Your task will be to implement and tune a path following approach using the pure pursuit controller or PID controller (2 points). For your implementation you can use provided template path_follower.py or start with your own implementation. The uploaded solution has to subscribe the path represented by nav_msgs/Path message on topic /path and publish velocity commands for robot on topic /cmd_vel (type: geometry_msgs/Twist). The current pose of the robot in a map can be obtained from transformations on topic /tf (an example provided in path_follower.py). Your commands has to lead to safe path-following that will not result in a collision with obstacles. If the path_follower receives new path, the following of the previous one is interrupted and a new path is followed. If the new path is empty, the robot should stop. The solution will be tested on paths generated in a map with a minimum path-obstacle distance 0.4 m and robot diameter equal to 0.2 m.
path_follower.py
/path
/cmd_vel
/tf
Possible improvements and hints:
Enter Singularity shell:
singularity shell --nv path/to/robolab_melodic.simg
Configure workspace:
ws=~/workspace/aro mkdir -p "${ws}/src" cd "${ws}/src" curl -sSL https://cw.fel.cvut.cz/wiki/_media/courses/aro/tutorials/aro_hw_04.zip -O unzip *.zip cd "${ws}" catkin init catkin config --extend /opt/ros/aro catkin config --cmake-args -DCMAKE_BUILD_TYPE=Release catkin build -c
Packages contained in the zip are dummy_grid and exploration. You can implement your homework using the templates provided in the exploration package. The dummy_grid package is used as a substitute for running Gazebo simulation and can help you visualize the task and debug your code.

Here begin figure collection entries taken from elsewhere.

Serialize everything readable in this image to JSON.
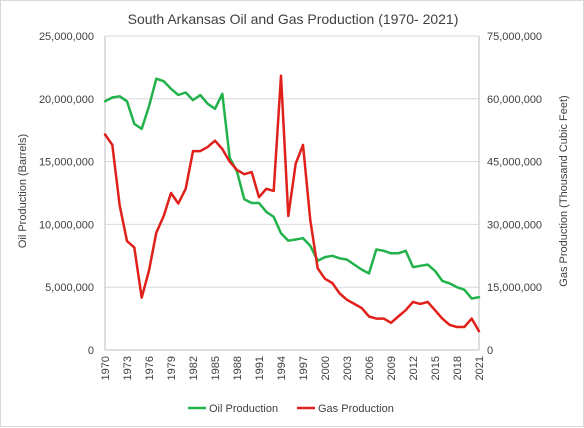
{
  "chart_data": {
    "type": "line",
    "title": "South Arkansas Oil and Gas Production (1970- 2021)",
    "xlabel": "",
    "ylabel_left": "Oil Production (Barrels)",
    "ylabel_right": "Gas Production (Thousand Cubic Feet)",
    "ylim_left": [
      0,
      25000000
    ],
    "ylim_right": [
      0,
      75000000
    ],
    "y_ticks_left": [
      "0",
      "5,000,000",
      "10,000,000",
      "15,000,000",
      "20,000,000",
      "25,000,000"
    ],
    "y_ticks_right": [
      "0",
      "15,000,000",
      "30,000,000",
      "45,000,000",
      "60,000,000",
      "75,000,000"
    ],
    "x_ticks": [
      "1970",
      "1973",
      "1976",
      "1979",
      "1982",
      "1985",
      "1988",
      "1991",
      "1994",
      "1997",
      "2000",
      "2003",
      "2006",
      "2009",
      "2012",
      "2015",
      "2018",
      "2021"
    ],
    "grid": "horizontal",
    "legend_position": "bottom",
    "x": [
      1970,
      1971,
      1972,
      1973,
      1974,
      1975,
      1976,
      1977,
      1978,
      1979,
      1980,
      1981,
      1982,
      1983,
      1984,
      1985,
      1986,
      1987,
      1988,
      1989,
      1990,
      1991,
      1992,
      1993,
      1994,
      1995,
      1996,
      1997,
      1998,
      1999,
      2000,
      2001,
      2002,
      2003,
      2004,
      2005,
      2006,
      2007,
      2008,
      2009,
      2010,
      2011,
      2012,
      2013,
      2014,
      2015,
      2016,
      2017,
      2018,
      2019,
      2020,
      2021
    ],
    "series": [
      {
        "name": "Oil Production",
        "axis": "left",
        "color": "#21b24b",
        "values": [
          19800000,
          20100000,
          20200000,
          19800000,
          18000000,
          17600000,
          19400000,
          21600000,
          21400000,
          20800000,
          20300000,
          20500000,
          19900000,
          20300000,
          19600000,
          19200000,
          20400000,
          15300000,
          14200000,
          12000000,
          11700000,
          11700000,
          11000000,
          10600000,
          9300000,
          8700000,
          8800000,
          8900000,
          8300000,
          7100000,
          7400000,
          7500000,
          7300000,
          7200000,
          6800000,
          6400000,
          6100000,
          8000000,
          7900000,
          7700000,
          7700000,
          7900000,
          6600000,
          6700000,
          6800000,
          6300000,
          5500000,
          5300000,
          5000000,
          4800000,
          4100000,
          4200000
        ]
      },
      {
        "name": "Gas Production",
        "axis": "right",
        "color": "#e0201b",
        "values": [
          51500000,
          49000000,
          34500000,
          26000000,
          24500000,
          12500000,
          19000000,
          28000000,
          32000000,
          37500000,
          35000000,
          38500000,
          47500000,
          47500000,
          48500000,
          50000000,
          48000000,
          45000000,
          43000000,
          42000000,
          42500000,
          36500000,
          38500000,
          38000000,
          65500000,
          32000000,
          44500000,
          49000000,
          31000000,
          19500000,
          17000000,
          16000000,
          13500000,
          12000000,
          11000000,
          10000000,
          8000000,
          7500000,
          7500000,
          6500000,
          8000000,
          9500000,
          11500000,
          11000000,
          11500000,
          9500000,
          7500000,
          6000000,
          5500000,
          5500000,
          7500000,
          4500000
        ]
      }
    ]
  }
}
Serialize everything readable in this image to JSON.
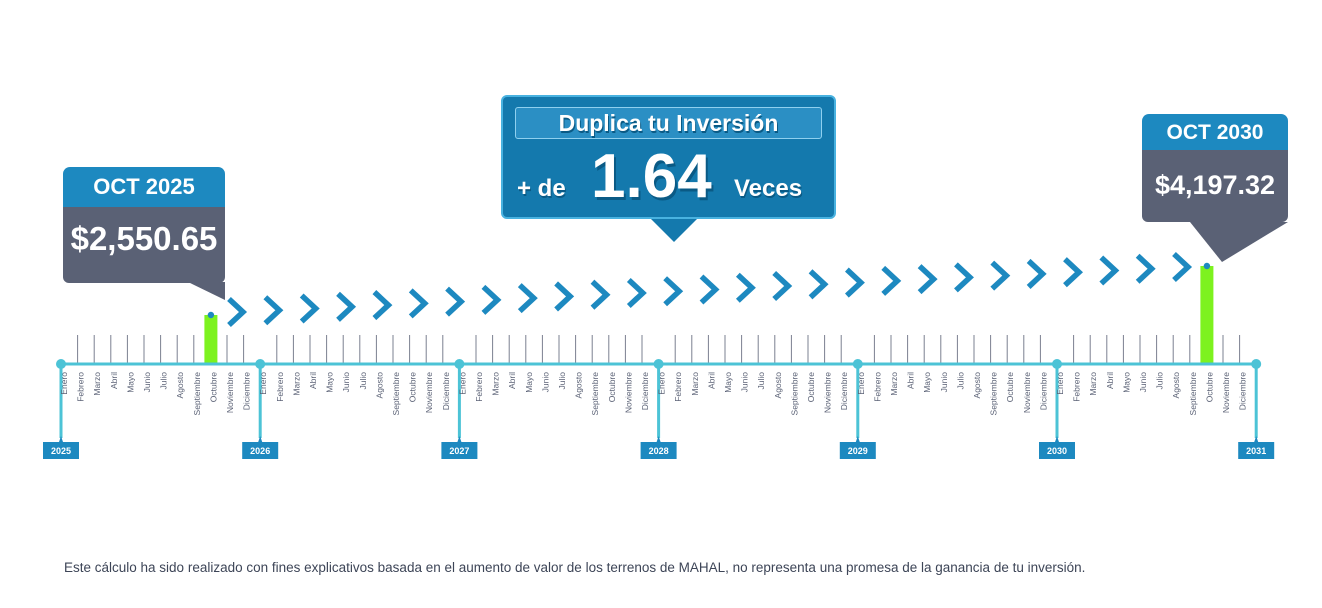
{
  "start": {
    "date": "OCT 2025",
    "amount": "$2,550.65"
  },
  "end": {
    "date": "OCT 2030",
    "amount": "$4,197.32"
  },
  "headline": {
    "title": "Duplica tu Inversión",
    "prefix": "+ de",
    "multiplier": "1.64",
    "suffix": "Veces"
  },
  "timeline": {
    "years": [
      "2025",
      "2026",
      "2027",
      "2028",
      "2029",
      "2030",
      "2031"
    ],
    "months": [
      "Enero",
      "Febrero",
      "Marzo",
      "Abril",
      "Mayo",
      "Junio",
      "Julio",
      "Agosto",
      "Septiembre",
      "Octubre",
      "Noviembre",
      "Diciembre"
    ],
    "highlight_start": {
      "year": "2025",
      "month": "Octubre"
    },
    "highlight_end": {
      "year": "2030",
      "month": "Octubre"
    }
  },
  "colors": {
    "line": "#4cc3d6",
    "highlight": "#7df21f",
    "chevron": "#1d89c0",
    "year_tab": "#1d89c0",
    "callout_head": "#1d89c0",
    "callout_body": "#5a6175"
  },
  "disclaimer": "Este cálculo ha sido realizado con fines explicativos basada en el aumento de valor de los terrenos de MAHAL, no representa una promesa de la ganancia de tu inversión."
}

The dummy_grid package contains a launch file, which will visualize the occupancy grid, robot pose, planned and travelled path using Rviz. You can also manually set the robot pose by entering $x$, $y$ coordinates in the dialog window.
The dummy_grid/scripts folder contains some additional ROS nodes which can help you with testing your code. Similar scripts will be used in automatic evaluation, so try experimenting with it.
Please submit the whole exploration package directory in a single .zip file. Scripts will be evaluated using dummy_grid simulation. Robot diameter will be kept the same during our testing. 2 points will be awarded for planner.py, 2 for frontier.py and 2 for path_follower.py. 1 point will be awarded for submitting a working exploration.py which connects them together and navigates the robot to closest frontier in a simple maze.
In template files planner.py and frontier.py, there is a mistake in frame name “base_footprint”, which should be renamed to “robot”. While not needed in planner.py, it is useful in the frontier.py. Issue has been corrected in recent templates.
[1] TOPIWALA, Anirudh; INANI, Pranav; KATHPAL, Abhishek. Frontier Based Exploration for Autonomous Robot. arXiv preprint arXiv:1806.03581, 2018.